Sentenza Sentenza Cassazione Civile n. 28798 del 09/11/2018

Cassazione civile sez. I, 09/11/2018, (ud. 20/09/2018, dep. 09/11/2018), n.28798

LA CORTE SUPREMA DI CASSAZIONE

SEZIONE PRIMA CIVILE

Composta dagli Ill.mi Sigg.ri Magistrati:

Dott. GIANCOLA Maria Cristina – Presidente –

Dott. BISOGNI Giacinto – Consigliere –

Dott. MARULLI Marco – Consigliere –

Dott. IOFRIDA Giulia – rel. Consigliere –

Dott.
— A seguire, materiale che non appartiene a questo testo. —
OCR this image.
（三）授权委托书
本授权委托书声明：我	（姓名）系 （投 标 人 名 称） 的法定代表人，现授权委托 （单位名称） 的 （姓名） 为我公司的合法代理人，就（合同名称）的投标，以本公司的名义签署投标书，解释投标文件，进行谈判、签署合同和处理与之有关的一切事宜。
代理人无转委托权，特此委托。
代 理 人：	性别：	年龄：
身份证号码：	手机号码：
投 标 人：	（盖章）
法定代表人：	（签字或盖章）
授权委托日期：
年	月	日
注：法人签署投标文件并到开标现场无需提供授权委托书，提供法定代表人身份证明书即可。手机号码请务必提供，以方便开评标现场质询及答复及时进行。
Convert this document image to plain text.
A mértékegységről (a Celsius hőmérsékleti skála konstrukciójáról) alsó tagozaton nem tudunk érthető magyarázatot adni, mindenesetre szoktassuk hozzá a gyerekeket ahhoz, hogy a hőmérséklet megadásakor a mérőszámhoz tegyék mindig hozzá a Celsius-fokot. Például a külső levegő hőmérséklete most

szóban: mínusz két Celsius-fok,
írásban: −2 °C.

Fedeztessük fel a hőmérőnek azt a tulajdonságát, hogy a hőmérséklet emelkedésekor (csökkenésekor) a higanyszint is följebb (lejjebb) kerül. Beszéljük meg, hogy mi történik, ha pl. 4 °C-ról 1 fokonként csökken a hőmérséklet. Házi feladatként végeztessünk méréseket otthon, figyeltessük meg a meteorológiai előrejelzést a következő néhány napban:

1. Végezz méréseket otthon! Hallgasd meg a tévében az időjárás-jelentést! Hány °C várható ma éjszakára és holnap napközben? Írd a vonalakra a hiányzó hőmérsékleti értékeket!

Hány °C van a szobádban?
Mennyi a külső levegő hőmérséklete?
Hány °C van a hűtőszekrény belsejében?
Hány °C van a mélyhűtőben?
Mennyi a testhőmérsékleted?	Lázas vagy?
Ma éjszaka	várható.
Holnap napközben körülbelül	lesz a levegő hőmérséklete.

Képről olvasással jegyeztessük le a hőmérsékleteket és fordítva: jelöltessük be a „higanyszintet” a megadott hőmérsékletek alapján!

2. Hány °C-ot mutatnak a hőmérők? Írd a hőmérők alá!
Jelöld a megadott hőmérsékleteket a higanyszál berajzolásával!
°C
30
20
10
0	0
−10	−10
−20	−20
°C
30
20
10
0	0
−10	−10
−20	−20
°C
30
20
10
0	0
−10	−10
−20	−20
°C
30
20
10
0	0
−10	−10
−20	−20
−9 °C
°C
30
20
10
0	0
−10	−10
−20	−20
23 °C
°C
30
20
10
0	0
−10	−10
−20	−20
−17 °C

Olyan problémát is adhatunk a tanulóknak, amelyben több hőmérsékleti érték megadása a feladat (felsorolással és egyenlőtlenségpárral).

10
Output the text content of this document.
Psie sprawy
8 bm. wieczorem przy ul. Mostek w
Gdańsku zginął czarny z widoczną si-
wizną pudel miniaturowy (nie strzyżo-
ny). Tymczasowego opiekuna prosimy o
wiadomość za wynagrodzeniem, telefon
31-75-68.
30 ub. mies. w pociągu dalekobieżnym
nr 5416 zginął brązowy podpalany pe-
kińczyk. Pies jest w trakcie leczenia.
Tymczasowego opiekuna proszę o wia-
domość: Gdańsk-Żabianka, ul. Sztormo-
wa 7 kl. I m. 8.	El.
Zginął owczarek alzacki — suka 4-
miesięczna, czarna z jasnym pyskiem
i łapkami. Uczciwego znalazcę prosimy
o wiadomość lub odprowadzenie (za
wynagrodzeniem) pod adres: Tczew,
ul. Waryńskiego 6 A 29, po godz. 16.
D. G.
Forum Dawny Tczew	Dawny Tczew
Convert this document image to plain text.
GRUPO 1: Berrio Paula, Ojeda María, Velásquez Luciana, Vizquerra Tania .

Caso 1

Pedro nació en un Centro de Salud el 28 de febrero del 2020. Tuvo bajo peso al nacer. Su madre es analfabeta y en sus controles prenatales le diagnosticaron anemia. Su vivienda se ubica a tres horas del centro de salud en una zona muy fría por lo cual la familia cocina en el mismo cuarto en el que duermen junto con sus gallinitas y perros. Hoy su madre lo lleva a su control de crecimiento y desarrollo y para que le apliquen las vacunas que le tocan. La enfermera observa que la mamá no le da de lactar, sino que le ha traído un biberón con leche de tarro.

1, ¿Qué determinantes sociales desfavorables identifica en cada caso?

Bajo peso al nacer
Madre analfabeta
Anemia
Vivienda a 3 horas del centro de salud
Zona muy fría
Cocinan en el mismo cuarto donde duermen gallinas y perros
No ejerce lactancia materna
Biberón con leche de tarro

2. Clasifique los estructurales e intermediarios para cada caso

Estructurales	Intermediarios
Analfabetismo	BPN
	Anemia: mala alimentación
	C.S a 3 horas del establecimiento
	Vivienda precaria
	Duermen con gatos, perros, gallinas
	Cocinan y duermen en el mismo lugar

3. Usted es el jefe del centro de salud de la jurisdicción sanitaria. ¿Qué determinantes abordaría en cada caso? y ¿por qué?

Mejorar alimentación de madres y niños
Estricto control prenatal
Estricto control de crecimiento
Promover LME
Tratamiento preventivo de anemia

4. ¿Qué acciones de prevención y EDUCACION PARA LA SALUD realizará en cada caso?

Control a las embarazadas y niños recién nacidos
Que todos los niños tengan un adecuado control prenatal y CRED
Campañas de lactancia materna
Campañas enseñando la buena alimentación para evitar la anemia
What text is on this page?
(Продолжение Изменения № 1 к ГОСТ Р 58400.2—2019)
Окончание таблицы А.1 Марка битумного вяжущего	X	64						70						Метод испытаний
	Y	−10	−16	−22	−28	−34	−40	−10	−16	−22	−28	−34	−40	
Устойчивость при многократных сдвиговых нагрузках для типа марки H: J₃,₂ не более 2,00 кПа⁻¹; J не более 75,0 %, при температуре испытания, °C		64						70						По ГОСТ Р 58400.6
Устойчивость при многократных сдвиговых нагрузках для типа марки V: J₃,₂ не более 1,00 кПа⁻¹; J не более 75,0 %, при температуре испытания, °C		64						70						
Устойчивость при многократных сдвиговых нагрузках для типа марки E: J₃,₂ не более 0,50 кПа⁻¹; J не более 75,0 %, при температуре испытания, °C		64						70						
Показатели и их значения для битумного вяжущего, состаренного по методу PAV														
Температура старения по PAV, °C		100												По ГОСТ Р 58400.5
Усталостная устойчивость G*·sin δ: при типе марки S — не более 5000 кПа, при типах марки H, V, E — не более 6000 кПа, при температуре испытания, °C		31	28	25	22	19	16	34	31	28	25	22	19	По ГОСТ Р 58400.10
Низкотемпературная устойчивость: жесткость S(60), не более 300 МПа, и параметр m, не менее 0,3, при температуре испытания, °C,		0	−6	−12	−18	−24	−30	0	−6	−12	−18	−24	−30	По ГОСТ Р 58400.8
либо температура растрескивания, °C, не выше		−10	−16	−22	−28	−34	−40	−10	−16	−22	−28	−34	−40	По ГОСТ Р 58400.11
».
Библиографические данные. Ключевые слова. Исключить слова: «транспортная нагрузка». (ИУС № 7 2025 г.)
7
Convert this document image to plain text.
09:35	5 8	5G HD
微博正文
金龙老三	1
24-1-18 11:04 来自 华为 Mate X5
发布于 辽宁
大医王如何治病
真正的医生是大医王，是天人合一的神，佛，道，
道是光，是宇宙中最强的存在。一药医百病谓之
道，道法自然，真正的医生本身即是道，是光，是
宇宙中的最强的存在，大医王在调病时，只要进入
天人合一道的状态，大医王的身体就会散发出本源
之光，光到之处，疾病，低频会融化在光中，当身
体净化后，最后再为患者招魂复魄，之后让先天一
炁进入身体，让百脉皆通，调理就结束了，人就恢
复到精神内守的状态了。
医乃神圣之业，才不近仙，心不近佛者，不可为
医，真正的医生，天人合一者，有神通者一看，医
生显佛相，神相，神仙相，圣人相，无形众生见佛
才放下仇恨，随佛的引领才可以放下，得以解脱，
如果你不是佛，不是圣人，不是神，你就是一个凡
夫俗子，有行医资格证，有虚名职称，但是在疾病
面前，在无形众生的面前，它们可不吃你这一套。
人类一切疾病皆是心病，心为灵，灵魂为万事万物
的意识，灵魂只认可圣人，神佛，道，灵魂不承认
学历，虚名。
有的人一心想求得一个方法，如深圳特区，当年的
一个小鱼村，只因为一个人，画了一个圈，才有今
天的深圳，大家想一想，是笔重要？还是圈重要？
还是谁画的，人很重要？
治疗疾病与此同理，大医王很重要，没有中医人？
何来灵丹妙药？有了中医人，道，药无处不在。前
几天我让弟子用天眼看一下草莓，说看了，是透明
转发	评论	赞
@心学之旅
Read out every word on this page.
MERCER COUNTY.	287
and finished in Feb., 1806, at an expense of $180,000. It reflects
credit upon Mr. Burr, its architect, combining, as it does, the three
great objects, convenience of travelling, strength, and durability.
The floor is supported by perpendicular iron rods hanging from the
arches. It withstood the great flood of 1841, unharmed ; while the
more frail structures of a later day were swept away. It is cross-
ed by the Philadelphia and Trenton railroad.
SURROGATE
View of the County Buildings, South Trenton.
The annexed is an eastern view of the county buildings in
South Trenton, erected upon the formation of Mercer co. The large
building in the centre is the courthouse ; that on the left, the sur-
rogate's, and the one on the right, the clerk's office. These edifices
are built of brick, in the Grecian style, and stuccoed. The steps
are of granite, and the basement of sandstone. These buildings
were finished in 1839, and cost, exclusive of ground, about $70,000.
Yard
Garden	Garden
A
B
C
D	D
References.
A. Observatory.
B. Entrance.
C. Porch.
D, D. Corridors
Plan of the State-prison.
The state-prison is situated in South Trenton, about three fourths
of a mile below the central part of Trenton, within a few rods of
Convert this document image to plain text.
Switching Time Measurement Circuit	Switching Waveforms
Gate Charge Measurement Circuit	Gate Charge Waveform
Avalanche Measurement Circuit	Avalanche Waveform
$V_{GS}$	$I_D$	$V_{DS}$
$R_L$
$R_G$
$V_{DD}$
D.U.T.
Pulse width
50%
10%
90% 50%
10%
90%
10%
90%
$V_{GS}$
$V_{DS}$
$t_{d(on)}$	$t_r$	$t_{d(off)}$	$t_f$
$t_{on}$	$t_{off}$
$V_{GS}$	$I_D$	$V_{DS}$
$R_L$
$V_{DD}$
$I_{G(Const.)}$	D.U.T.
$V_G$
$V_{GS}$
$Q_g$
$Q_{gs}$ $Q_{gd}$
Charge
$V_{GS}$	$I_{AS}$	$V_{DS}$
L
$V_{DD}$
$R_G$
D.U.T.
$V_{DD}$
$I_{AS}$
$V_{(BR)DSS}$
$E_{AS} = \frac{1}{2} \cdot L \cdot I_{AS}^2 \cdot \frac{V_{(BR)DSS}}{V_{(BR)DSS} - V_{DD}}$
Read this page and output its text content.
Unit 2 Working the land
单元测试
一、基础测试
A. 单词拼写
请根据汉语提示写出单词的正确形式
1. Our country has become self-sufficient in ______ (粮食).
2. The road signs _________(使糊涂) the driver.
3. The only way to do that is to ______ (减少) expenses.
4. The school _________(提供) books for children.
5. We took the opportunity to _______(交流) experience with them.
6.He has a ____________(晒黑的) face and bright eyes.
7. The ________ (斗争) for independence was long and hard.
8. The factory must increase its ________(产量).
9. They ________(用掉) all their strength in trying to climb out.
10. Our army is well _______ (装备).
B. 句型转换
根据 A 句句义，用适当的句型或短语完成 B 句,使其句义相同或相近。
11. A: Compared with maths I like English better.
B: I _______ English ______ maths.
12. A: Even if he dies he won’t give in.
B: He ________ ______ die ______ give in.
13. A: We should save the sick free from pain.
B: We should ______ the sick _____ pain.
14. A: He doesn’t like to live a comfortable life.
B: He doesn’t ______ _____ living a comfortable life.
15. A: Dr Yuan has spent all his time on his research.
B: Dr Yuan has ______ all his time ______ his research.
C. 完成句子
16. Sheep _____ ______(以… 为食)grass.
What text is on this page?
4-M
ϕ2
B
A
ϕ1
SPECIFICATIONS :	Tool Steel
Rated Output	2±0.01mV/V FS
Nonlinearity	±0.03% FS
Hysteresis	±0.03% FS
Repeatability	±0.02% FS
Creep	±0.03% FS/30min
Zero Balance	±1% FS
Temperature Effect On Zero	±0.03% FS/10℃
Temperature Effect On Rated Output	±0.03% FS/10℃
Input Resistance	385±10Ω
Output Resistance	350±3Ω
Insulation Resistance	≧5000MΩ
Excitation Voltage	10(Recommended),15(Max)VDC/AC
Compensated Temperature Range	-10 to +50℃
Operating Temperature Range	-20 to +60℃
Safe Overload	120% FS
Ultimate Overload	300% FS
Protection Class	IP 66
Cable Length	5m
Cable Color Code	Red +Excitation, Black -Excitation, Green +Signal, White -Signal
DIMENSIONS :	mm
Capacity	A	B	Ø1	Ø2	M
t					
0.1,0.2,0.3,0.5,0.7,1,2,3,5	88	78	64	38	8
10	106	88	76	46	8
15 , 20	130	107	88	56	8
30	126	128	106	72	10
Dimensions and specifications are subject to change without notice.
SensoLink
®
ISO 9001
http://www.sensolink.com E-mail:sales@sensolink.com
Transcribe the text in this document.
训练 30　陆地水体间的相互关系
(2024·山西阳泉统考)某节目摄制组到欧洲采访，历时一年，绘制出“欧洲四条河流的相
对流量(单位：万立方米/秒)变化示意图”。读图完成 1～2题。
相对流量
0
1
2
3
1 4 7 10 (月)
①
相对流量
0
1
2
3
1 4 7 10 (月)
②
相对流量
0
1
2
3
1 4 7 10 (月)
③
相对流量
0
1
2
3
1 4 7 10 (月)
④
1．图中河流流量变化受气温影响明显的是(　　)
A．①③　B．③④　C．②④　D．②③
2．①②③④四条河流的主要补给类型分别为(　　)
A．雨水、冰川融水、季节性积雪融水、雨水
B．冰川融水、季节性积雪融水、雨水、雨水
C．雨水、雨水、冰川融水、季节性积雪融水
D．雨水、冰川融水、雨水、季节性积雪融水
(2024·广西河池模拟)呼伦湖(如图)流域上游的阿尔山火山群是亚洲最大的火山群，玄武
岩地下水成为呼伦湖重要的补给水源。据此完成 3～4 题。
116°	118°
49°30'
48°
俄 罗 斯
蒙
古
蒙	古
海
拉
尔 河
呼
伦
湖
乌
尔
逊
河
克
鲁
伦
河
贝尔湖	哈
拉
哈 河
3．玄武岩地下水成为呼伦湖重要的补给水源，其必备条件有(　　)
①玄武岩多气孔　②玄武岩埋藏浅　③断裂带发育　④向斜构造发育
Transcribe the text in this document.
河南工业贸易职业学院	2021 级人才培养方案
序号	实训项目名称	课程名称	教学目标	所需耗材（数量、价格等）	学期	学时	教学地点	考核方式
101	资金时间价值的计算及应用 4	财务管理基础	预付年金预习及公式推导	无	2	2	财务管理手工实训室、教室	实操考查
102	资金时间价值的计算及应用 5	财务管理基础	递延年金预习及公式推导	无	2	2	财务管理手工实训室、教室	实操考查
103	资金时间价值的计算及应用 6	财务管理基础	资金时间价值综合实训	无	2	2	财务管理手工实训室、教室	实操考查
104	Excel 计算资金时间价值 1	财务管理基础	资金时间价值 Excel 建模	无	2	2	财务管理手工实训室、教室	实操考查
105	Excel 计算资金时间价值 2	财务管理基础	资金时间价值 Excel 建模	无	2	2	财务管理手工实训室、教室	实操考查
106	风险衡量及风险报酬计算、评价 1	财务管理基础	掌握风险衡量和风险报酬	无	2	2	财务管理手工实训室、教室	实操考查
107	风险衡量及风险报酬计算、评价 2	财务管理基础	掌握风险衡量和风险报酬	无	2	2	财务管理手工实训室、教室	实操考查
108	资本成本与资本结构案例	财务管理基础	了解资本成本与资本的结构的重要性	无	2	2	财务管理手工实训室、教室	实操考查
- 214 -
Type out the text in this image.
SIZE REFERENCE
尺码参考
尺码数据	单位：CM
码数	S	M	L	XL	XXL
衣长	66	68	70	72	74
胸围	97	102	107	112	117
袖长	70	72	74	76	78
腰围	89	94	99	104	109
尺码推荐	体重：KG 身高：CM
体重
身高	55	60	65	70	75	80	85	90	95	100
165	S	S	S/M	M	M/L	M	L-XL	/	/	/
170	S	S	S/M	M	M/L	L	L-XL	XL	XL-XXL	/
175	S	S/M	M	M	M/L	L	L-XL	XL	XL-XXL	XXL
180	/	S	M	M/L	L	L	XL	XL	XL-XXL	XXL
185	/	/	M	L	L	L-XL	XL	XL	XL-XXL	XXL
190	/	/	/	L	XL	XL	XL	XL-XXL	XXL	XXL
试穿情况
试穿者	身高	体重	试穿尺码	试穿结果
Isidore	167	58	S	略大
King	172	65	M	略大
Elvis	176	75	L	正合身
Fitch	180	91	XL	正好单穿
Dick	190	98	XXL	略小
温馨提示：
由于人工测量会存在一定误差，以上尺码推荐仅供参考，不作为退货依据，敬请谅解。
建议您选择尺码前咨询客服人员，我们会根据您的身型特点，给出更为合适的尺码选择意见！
DE MARZO Giuseppe – Consigliere –

ha pronunciato la seguente:

ORDINANZA

sul ricorso 7605/2014 proposto da:

O.M., elettivamente domiciliato in Roma, Via Francesco Denza

n.15, presso lo studio dell’avvocato Pagnotta Nicola, rappresentato

e difeso dall’avvocato Carratelli Benedetto, giusta procura a

margine del ricorsa;

– ricorrente –

contro

Comune di Rossano (CS), in persona del Sindaco pro tempore,

elettivamente domiciliato in Roma, Via F. S. Nitti n.72, presso lo

studio dell’avvocato Rossi Valentina, rappresentato e difeso

dall’avvocato Sacchi Francesco, giusta procura a margine del

controricorso;

– controricorrente –

avverso la sentenza n. 142/2014 della CORTE D’APPELLO di CATANZARO,

pubblicata il 28/01/2014;

udita la relazione della causa svolta nella camera di consiglio del

20/09/2018 dal cons. IOFRIDA GIULIA.

Fatto

FATTI DI CAUSA

La Corte d’appello di Catanzaro, con sentenza n. 142/2014, pronunciata in un giudizio promosso da O.M. nei confronti del Comune di Rossano per sentire condannare il convenuto al risarcimento dei danni conseguenti all’illegittima riduzione, in un provvedimento di concessione edilizia, rilasciato nel 1989 in relazione ad un terreno di sua proprietà, della maggiore volumetria consentita per costruzioni, – ha, in riforma della decisione di primo grado, respinto le domande attoree.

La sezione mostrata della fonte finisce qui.